Letting Go

Letting Go
May 28, 2014 Kate Rudy

By: Sandy Egan

Sandy

Children are a challenge in general, but the challenge changes when they become teenagers.  I have a 15-year-old and a 13-year-old, and sometimes it seems as though they are changing day to day.  As they get older and ask for more freedom, I am questioned and criticized more often than the president.  This happens even when my kids have been forewarned about how I would react to different situations, such as dating and going out with friends.  The questions I ask aren’t out of the ordinary and seem to be totally within the boundaries of reason.

These are the questions I ask if they want to go somewhere with someone I don’t know:

  1. Who is that you’re going with? (Name please!)
  2. Where are you going?
  3. When will you be back?
  4. How are you getting there/coming back?
  5. Will there be parents there?
  6. What are you going to be doing?

Now, some of these answers may have built-in answers, such as going to the mall, movies, etc.  Recently, I was asked if the child in question could go “hang out” with people at a non-specific place.  When I questioned this child (see above questions), the child rolled their eyes and told me I was being “weird.”  Nobody asks these questions, I was told.  Nobody wants to meet the people they would “hang out” with.  Don’t I trust them not to make unsafe decisions?  Nobody cares about this stuff, just me.  I’m being overprotective.

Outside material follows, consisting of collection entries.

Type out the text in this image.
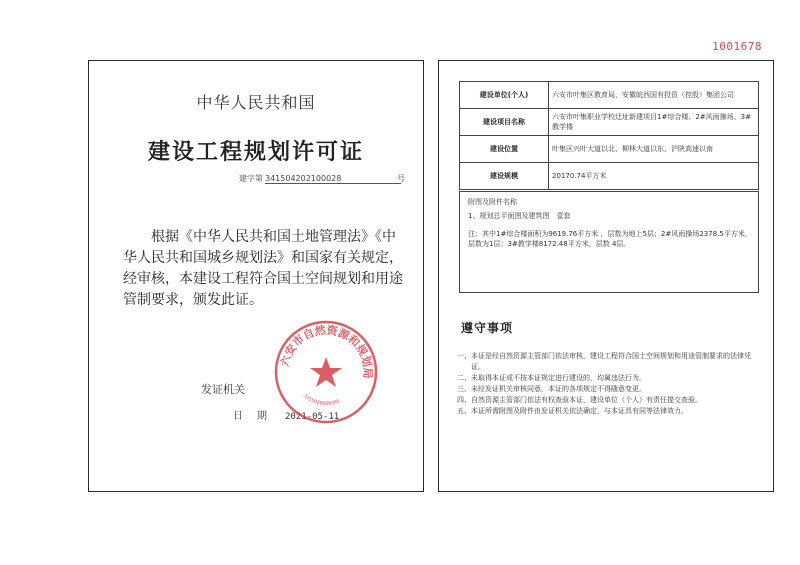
1001678
中华人民共和国
建设工程规划许可证
建字第 341504202100028	号
根据《中华人民共和国土地管理法》《中华人民共和国城乡规划法》和国家有关规定，经审核，本建设工程符合国土空间规划和用途管制要求，颁发此证。
发证机关
日期 2021-05-11
六安市自然资源和规划局
3415020089346
建设单位(个人)	六安市叶集区教育局、安徽皖西国有投资（控股）集团公司
建设项目名称	六安市叶集职业学校迁址新建项目1#综合楼、2#风雨操场、3#教学楼
建设位置	叶集区兴叶大道以北、柳林大道以东、沪陕高速以南
建设规模	20170.74平方米
附图及附件名称
1、规划总平面图及建筑图　壹套
注：其中1#综合楼面积为9619.76平方米 ，层数为地上5层；2#风雨操场2378.5平方米，层数为1层；3#教学楼8172.48平方米，层数 4层。
遵守事项
一、 本证是经自然资源主管部门依法审核，建设工程符合国土空间规划和用途管制要求的法律凭证。
二、 未取得本证或不按本证规定进行建设的，均属违法行为。
三、 未经发证机关审核同意，本证的各项规定不得随意变更。
四、 自然资源主管部门依法有权查验本证，建设单位（个人）有责任提交查验。
五、 本证所需附图及附件由发证机关依法确定，与本证具有同等法律效力。
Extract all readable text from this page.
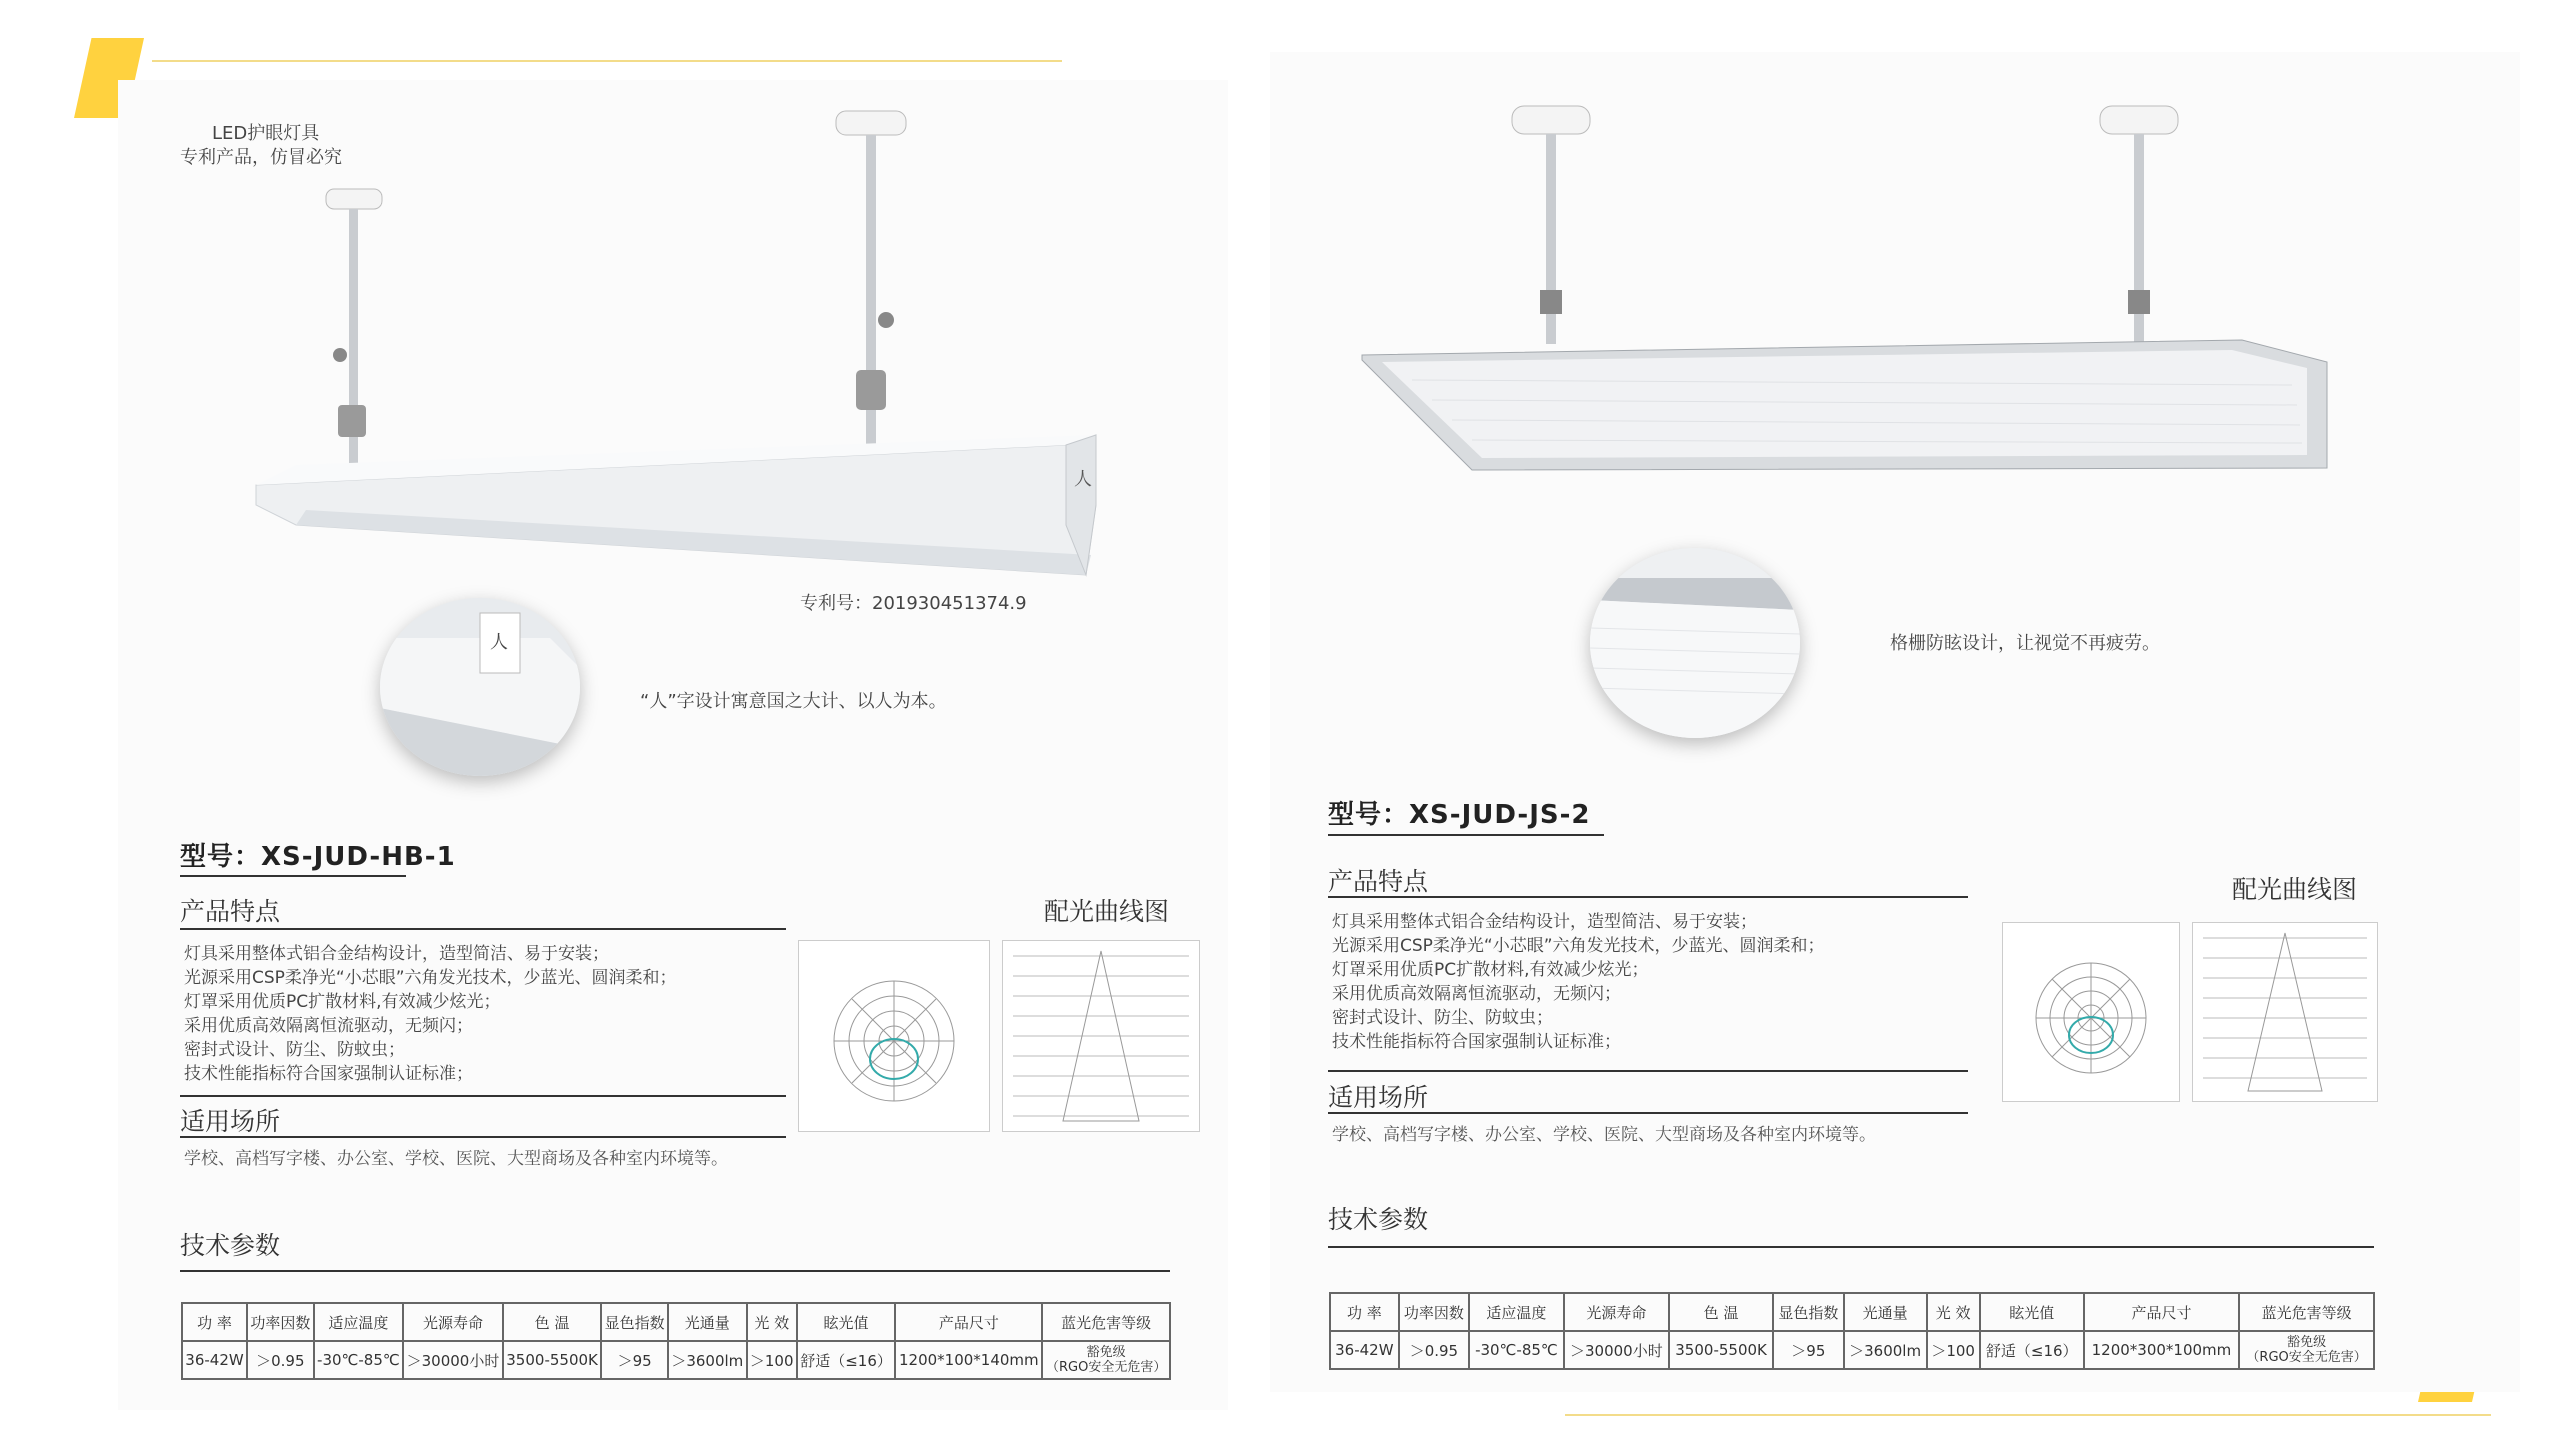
LED护眼灯具
专利产品，仿冒必究
人
专利号：201930451374.9
人
“人”字设计寓意国之大计、以人为本。
型号：XS-JUD-HB-1
产品特点	配光曲线图
灯具采用整体式铝合金结构设计，造型简洁、易于安装；
光源采用CSP柔净光“小芯眼”六角发光技术，少蓝光、圆润柔和；
灯罩采用优质PC扩散材料,有效减少炫光；
采用优质高效隔离恒流驱动，无频闪；
密封式设计、防尘、防蚊虫；
技术性能指标符合国家强制认证标准；
适用场所
学校、高档写字楼、办公室、学校、医院、大型商场及各种室内环境等。
技术参数
功 率	功率因数	适应温度	光源寿命	色 温	显色指数	光通量	光 效	眩光值	产品尺寸	蓝光危害等级
36-42W	＞0.95	-30℃-85℃	＞30000小时	3500-5500K	＞95	＞3600lm	＞100	舒适（≤16）	1200*100*140mm	豁免级
（RGO安全无危害）
格栅防眩设计，让视觉不再疲劳。
型号：XS-JUD-JS-2
产品特点	配光曲线图
灯具采用整体式铝合金结构设计，造型简洁、易于安装；
光源采用CSP柔净光“小芯眼”六角发光技术，少蓝光、圆润柔和；
灯罩采用优质PC扩散材料,有效减少炫光；
采用优质高效隔离恒流驱动，无频闪；
密封式设计、防尘、防蚊虫；
技术性能指标符合国家强制认证标准；
适用场所
学校、高档写字楼、办公室、学校、医院、大型商场及各种室内环境等。
技术参数
功 率	功率因数	适应温度	光源寿命	色 温	显色指数	光通量	光 效	眩光值	产品尺寸	蓝光危害等级
36-42W	＞0.95	-30℃-85℃	＞30000小时	3500-5500K	＞95	＞3600lm	＞100	舒适（≤16）	1200*300*100mm	豁免级
（RGO安全无危害）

To this accusation, I respond with this –

  1. The people you want to “hang out” with are teenagers just like you. I was a teenager once.  I was your age once, and believe me, I was not too sharp.  Not because  I wasn’t smart, but because I was a teenager.  You only realize how silly you were as a teenager when you no longer are one.  Therefore, your judgment is inherently flawed because it is teenager judgment.  Also, you want to hang out with other teenagers.   While I might trust your judgment to a certain degree because I know you, I don’t know them.  When I was a teenager, most other teenagers had bad judgment, particularly when they were in a group together.
  1. I was pregnant with you for 9 months.  I fed you, changed you, rocked you to sleep, cared for you when you sick, and worried about whether you grew too slow or too fast.  I held your hand when we crossed the street and taught you how to cross it yourself.  I agonized over where to send you to school, helped you with your homework, washed your clothes, made treats for you, and counseled you about friends, teachers, other parents and family.  I taught you how to read, how to be polite, how to make change, how to ride a bike, how to play fair, and how to get along.  I invested money and time in you, and there is nothing and no one is more important to me than you.  Would you give a group of strangers a blank check for $500,000 and hope that it comes back to intact after 4 or 5 hours?  How about $1,000?  How about your iPhone?  No?  Well, that is small compared to what your value is to me.
  1. I know nothing bad will probably happen to you.  But I need the answers to these questions because sometimes bad things do happen.  I want you and your friends and anyone else to know that if something happens to you, I will find out.   I will be there.  I am waiting and I am prepared.  I am paying attention.

Well, I’m right in the middle of the teenage years.  This is the time when the parent card has to played and that you will be branded as the bad guy and the parent who worries too much.   That’s our job.  We can be friends with our kids again when we’ve survived the teenage years and our mutual therapy has been paid for.